# What is this? And do I need it?



## FDokinawa (Jul 31, 2011)

Was hoping someone could help me. I bought a new pair of Shimano SH-R087G's a couple weeks ago and I noticed the following picture on the paperwork that came with it.

View attachment 283594


I'm wondering what the circled part is. Nothing like that came with my shoes, and I recently bought a new set of SPD Shimano cleats and they didn't have anything like that. 

My shoes for the last couple of years were ones I could walk around on. Probably MTB shoes..  I got them for free so I rocked them for a while.
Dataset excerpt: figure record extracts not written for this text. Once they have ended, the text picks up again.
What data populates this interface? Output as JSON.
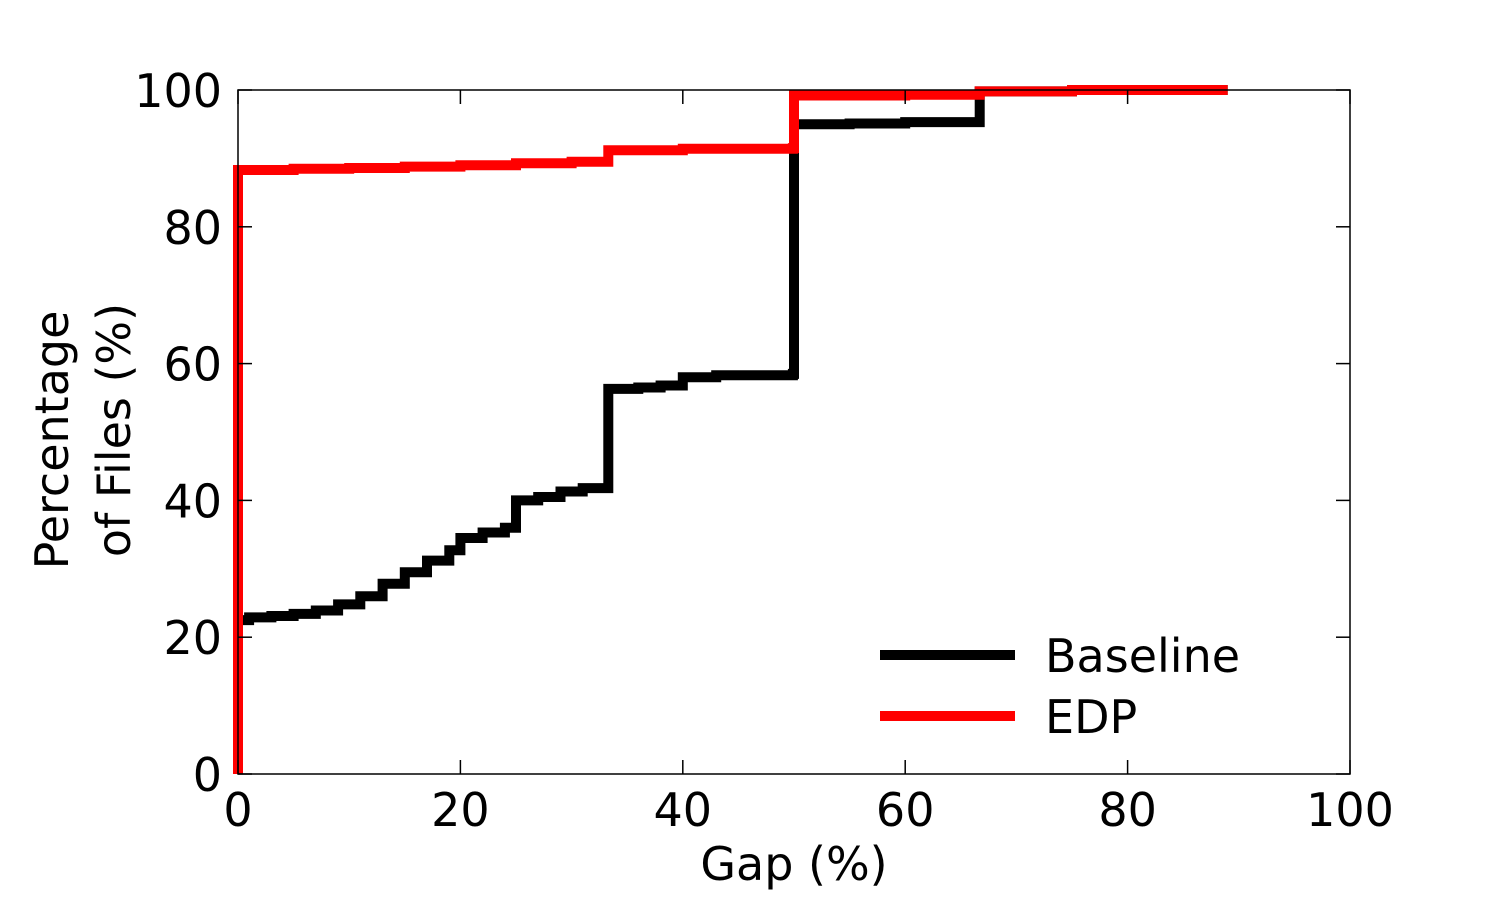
{
  "chart_data": {
    "type": "line",
    "title": "",
    "xlabel": "Gap (%)",
    "ylabel_lines": [
      "Percentage",
      "of Files (%)"
    ],
    "xlim": [
      0,
      100
    ],
    "ylim": [
      0,
      100
    ],
    "xticks": [
      0,
      20,
      40,
      60,
      80,
      100
    ],
    "yticks": [
      0,
      20,
      40,
      60,
      80,
      100
    ],
    "xtick_labels": [
      "0",
      "20",
      "40",
      "60",
      "80",
      "100"
    ],
    "ytick_labels": [
      "0",
      "20",
      "40",
      "60",
      "80",
      "100"
    ],
    "grid": false,
    "legend_position": "bottom-right",
    "series": [
      {
        "name": "Baseline",
        "color": "#000000",
        "step": true,
        "points": [
          [
            0,
            22.5
          ],
          [
            1,
            22.9
          ],
          [
            3,
            23.1
          ],
          [
            5,
            23.4
          ],
          [
            7,
            23.9
          ],
          [
            9,
            24.8
          ],
          [
            11,
            26.0
          ],
          [
            13,
            27.8
          ],
          [
            15,
            29.5
          ],
          [
            17,
            31.2
          ],
          [
            19,
            32.7
          ],
          [
            20,
            34.5
          ],
          [
            22,
            35.3
          ],
          [
            24,
            36.0
          ],
          [
            25,
            40.0
          ],
          [
            27,
            40.5
          ],
          [
            29,
            41.3
          ],
          [
            31,
            41.8
          ],
          [
            33.3,
            56.3
          ],
          [
            36,
            56.5
          ],
          [
            38,
            56.8
          ],
          [
            40,
            58.0
          ],
          [
            43,
            58.3
          ],
          [
            49.9,
            58.5
          ],
          [
            50,
            95.0
          ],
          [
            55,
            95.1
          ],
          [
            60,
            95.3
          ],
          [
            66.7,
            99.8
          ],
          [
            75,
            100
          ],
          [
            89,
            100
          ]
        ]
      },
      {
        "name": "EDP",
        "color": "#ff0000",
        "step": true,
        "points": [
          [
            0,
            0
          ],
          [
            0,
            88.3
          ],
          [
            5,
            88.5
          ],
          [
            10,
            88.6
          ],
          [
            15,
            88.8
          ],
          [
            20,
            89.0
          ],
          [
            25,
            89.3
          ],
          [
            30,
            89.5
          ],
          [
            33.3,
            91.2
          ],
          [
            40,
            91.4
          ],
          [
            49.9,
            91.5
          ],
          [
            50,
            99.2
          ],
          [
            60,
            99.3
          ],
          [
            66.7,
            99.8
          ],
          [
            75,
            100
          ],
          [
            89,
            100
          ]
        ]
      }
    ]
  }
}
Well I've decided to upgrade to real road bike shoes. 

I decided to stick with the SPD cleats over the SL's, mostly because I've read that it's easier to get in and out of SPD's. 

Not trying to get into a discussion about cleats though, just want to know what that part is, and what it's supposed to do? I did notice it's a lot harder to find the cleats on my new shoes over my old ones.. and was hoping something like that would help out. 

Thanks in advance for any help or information.

Bret


----------



## tihsepa (Nov 27, 2008)

Thats an adapter to run a spd cleat on a 3 hole road shoe.


----------



## tihsepa (Nov 27, 2008)

Sidi SPD Adapter Plates | Sidi | Brand | www.PricePoint.com


----------



## Cyclin Dan (Sep 24, 2011)

FDokinawa said:


> Was hoping someone could help me. I bought a new pair of Shimano SH-R087G's a couple weeks ago and I noticed the following picture on the paperwork that came with it.
> 
> View attachment 283594
> 
> ...


I'm pretty sure it's an adapter plate for shoes that don't have the two mounting points close together, but only have the 3 as shown in the picture on the left. My shoes only have the 3 mounting points and would need an adapter to run those cleats.


----------



## FDokinawa (Jul 31, 2011)

Thank you! =)


----------



## Ledipus (Apr 17, 2007)

It's actually not exactly an adapter plate as the SPD cleats will mount to the shoe without the plate. It does to under SPD cleat and provides side supports for the cleats so that they are more stable on the pedal. On a true MTB shoe the sole actually sits on the SPD pedal and stops hp the cleat from rocking side to side. This plate mimics the sole of an SPD specific shoe in the two areas that contact the pedal.

If you want more information it is the SH-40 adapter, or sometimes called the pontoon adapter (due to the boat looking shape of the previous version). I would say yes you need it.


----------